In summary, this study failed to find benefit from pregabalin for analgesia after TKA. Pregabalin was associated with increased drowsiness and reduced satisfaction with analgesia.

Authors' contributions

Study design: J.T.Y., Y.L., D.J.M., E.A.G., M.M.A., D.E.P., R.L.K., K.M.J.-E., A.S.R., D.D.B., G.H.W.

Participant recruitment: J.T.Y., Y.L., D.J.M., E.A.G., M.M.A., D.E.P., R.L.K., K.M.J.-E., A.S.R., D.D.B., G.H.W., A.K.G., J.C.

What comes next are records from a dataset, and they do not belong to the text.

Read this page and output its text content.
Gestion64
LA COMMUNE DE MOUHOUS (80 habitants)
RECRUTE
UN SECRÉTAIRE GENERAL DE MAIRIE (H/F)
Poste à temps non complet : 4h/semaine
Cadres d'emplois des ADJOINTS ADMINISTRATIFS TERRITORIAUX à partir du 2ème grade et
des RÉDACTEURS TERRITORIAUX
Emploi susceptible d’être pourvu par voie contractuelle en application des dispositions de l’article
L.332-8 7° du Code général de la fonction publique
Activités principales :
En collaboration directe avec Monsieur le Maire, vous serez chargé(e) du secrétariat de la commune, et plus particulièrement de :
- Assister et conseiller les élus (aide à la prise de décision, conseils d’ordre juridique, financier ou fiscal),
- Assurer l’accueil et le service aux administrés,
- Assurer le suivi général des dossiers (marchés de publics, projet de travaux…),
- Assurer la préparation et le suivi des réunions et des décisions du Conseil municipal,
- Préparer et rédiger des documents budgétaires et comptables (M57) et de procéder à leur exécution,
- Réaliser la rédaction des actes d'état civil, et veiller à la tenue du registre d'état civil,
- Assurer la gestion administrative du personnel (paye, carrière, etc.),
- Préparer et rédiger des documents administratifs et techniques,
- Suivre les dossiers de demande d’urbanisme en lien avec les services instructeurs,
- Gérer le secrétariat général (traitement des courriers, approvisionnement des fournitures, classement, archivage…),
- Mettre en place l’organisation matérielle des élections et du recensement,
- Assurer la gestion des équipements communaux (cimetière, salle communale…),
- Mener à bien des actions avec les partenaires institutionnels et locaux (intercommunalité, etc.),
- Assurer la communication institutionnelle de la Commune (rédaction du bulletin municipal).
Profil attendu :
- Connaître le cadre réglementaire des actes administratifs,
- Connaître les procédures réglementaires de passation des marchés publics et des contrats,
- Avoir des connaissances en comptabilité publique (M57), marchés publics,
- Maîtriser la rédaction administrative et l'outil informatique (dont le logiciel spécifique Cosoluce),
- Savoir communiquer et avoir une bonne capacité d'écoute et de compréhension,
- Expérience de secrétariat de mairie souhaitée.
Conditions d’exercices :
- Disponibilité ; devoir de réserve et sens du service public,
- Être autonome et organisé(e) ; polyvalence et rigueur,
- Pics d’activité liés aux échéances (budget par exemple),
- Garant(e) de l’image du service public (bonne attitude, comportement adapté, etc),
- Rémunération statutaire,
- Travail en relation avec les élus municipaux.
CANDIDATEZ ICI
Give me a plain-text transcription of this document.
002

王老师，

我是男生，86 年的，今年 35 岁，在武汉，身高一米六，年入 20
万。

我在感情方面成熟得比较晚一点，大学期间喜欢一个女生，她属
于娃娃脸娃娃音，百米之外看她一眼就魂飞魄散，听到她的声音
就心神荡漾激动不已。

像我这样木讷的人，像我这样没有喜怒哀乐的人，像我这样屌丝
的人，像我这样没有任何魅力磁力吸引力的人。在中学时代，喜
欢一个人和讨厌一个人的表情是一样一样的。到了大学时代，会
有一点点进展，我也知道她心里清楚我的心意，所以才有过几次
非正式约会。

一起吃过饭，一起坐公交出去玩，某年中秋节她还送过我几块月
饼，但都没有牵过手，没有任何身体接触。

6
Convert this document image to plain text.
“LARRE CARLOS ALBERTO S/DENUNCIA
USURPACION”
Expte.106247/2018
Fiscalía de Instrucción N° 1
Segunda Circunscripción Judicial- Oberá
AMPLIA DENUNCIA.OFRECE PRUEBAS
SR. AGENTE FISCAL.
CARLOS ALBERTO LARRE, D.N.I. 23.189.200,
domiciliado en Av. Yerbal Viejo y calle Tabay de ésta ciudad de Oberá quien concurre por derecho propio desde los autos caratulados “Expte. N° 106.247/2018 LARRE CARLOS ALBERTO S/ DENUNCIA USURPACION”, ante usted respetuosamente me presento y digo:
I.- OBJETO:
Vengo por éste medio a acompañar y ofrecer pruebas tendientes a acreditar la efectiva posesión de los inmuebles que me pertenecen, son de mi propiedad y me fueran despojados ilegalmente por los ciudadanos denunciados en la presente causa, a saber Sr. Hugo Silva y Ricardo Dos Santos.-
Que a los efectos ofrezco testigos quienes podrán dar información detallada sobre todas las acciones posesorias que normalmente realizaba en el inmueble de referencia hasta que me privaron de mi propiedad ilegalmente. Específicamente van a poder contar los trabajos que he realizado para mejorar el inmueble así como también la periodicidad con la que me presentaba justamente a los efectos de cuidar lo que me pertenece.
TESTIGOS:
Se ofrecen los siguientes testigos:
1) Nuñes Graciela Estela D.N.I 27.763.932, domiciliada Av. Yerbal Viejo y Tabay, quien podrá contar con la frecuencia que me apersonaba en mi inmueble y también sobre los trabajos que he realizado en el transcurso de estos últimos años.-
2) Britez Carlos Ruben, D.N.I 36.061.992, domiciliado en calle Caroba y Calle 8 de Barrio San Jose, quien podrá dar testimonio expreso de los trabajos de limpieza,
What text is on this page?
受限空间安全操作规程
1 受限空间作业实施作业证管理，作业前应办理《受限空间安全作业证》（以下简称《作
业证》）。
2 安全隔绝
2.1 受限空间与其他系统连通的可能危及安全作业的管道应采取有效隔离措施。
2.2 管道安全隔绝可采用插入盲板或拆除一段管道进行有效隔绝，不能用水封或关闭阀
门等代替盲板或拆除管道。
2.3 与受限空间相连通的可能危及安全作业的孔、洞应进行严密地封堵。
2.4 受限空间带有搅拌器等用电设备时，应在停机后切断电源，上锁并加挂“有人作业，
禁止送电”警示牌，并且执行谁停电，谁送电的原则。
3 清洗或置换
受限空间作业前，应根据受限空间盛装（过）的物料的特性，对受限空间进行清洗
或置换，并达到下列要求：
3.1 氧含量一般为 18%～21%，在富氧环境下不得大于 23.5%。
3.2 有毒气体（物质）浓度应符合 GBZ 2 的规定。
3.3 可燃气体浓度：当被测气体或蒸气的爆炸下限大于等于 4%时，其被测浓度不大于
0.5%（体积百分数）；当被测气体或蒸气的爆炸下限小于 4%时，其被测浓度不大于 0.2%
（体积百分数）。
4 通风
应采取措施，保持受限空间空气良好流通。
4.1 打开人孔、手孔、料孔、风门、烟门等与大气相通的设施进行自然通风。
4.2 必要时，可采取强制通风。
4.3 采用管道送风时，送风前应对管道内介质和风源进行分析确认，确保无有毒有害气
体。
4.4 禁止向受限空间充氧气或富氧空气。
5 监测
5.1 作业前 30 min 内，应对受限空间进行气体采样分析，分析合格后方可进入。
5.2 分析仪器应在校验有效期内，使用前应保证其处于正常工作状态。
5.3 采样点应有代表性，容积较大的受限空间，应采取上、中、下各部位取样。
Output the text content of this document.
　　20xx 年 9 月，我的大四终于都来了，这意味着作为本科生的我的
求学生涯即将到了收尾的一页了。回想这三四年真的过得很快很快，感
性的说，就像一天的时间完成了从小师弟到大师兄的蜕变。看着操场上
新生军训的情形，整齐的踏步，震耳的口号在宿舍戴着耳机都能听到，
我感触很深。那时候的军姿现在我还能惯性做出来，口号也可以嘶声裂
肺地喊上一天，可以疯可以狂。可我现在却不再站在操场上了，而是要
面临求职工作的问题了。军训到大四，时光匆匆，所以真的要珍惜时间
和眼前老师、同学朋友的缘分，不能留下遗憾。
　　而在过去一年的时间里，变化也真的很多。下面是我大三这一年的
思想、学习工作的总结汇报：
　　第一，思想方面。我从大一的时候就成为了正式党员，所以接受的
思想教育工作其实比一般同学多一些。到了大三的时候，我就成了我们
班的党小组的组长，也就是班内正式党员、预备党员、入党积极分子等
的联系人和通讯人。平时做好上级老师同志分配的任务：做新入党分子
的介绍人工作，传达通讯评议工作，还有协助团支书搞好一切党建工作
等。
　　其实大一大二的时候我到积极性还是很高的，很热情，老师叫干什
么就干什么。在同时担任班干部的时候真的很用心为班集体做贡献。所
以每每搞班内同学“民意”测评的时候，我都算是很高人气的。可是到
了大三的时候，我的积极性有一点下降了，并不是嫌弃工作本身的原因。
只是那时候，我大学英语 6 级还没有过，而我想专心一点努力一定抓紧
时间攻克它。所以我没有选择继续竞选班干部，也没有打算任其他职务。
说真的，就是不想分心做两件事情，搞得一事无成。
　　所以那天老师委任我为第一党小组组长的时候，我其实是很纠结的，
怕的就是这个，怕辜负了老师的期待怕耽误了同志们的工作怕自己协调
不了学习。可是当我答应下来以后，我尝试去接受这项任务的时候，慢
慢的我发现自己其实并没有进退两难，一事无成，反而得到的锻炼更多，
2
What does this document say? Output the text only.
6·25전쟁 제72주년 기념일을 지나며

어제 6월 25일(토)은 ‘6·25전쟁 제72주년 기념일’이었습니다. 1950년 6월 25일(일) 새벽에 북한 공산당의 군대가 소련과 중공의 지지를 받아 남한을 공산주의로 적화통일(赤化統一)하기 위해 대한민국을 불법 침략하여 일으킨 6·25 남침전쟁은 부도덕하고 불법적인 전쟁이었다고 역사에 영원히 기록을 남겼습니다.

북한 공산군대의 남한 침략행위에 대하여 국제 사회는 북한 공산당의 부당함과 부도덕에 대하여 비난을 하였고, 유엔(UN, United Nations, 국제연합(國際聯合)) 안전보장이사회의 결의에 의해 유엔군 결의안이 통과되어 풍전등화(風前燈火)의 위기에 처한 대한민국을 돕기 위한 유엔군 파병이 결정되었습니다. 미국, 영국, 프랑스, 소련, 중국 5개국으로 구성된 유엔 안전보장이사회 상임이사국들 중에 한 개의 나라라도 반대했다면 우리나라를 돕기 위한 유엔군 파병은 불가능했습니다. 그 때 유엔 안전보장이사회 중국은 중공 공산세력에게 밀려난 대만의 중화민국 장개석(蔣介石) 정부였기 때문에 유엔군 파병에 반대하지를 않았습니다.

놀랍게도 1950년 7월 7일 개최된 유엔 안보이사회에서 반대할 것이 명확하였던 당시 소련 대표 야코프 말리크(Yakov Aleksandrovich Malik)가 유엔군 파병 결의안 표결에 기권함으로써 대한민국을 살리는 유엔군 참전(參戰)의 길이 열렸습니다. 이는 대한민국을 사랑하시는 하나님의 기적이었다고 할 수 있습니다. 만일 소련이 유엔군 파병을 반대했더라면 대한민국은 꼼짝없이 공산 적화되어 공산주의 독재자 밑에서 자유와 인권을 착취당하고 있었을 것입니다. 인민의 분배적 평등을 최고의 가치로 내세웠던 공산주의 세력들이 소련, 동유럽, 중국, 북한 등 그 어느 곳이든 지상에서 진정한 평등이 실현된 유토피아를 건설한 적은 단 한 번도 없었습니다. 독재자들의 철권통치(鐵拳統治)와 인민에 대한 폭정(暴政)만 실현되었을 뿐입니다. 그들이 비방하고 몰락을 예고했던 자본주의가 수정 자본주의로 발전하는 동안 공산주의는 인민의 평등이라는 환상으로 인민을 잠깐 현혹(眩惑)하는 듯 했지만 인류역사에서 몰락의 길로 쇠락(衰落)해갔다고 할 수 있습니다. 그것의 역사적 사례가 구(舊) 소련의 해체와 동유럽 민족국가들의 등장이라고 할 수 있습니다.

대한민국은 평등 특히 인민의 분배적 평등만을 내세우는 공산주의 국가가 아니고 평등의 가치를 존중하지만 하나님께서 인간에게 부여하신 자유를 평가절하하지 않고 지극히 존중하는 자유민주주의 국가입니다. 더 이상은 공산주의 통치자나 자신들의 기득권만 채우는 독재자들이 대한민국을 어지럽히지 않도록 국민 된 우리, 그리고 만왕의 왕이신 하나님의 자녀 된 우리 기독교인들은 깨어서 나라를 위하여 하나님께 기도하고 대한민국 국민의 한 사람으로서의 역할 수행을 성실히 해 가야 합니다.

Data collection: A.K.G., J.C.

Data analysis: J.T.Y., K.G.F., A.K.G.

Drafting the manuscript: J.T.Y., K.G.F., A.K.G.

Declaration of interest

J.T.Y. is an editorial review consultant: Acta Anaesthesiologica Scandinavica 2013; Anesthesia and Analgesia 1994–1998, 2004 to the present, guest editor 2011 to the present; Anesthesiology 1998, 2014; British Journal of Anaesthesia 2008, 2013; Clinical Orthopaedics and Related Research 2013, 2014; HSS Journal (editor) 2009 to the present; Regional Anesthesia and Pain Medicine 2009 to the present, associate editor 2012 to the present. M.M.A. is a consultant for Biomet Inc. D.E.P. has received royalties and is a consultant for MAKO Surgical; a Board Member of The Hip Society; and a consultant for Medical Compression Systems, Israel. A.S.R. has conducted research for Stryker; holds stocks in Nova; and is a consultant for Depuy, Conformis, Mako, Ceramtec, Medtronic, Pipeline, and Convatec. G.H.W. is a paid consultant and a paid speaker for, and receives research funding from, Exactech, Stryker, and DJO Global, Inc.; and is a board member of Eastern Orthopaedic Association and the Knee Society. Other authors: none declared.

Funding

Hospital for Special Surgery Anesthesiology Department, New York, NY, USA (Research and Education Fund); the REDCap electronic data capture tools are funded by the CTSC grant (grant number UL1 TR000457-06) from the National Center for Advancing Translational Sciences, National Institutes of Health, Bethesda, MD, USA.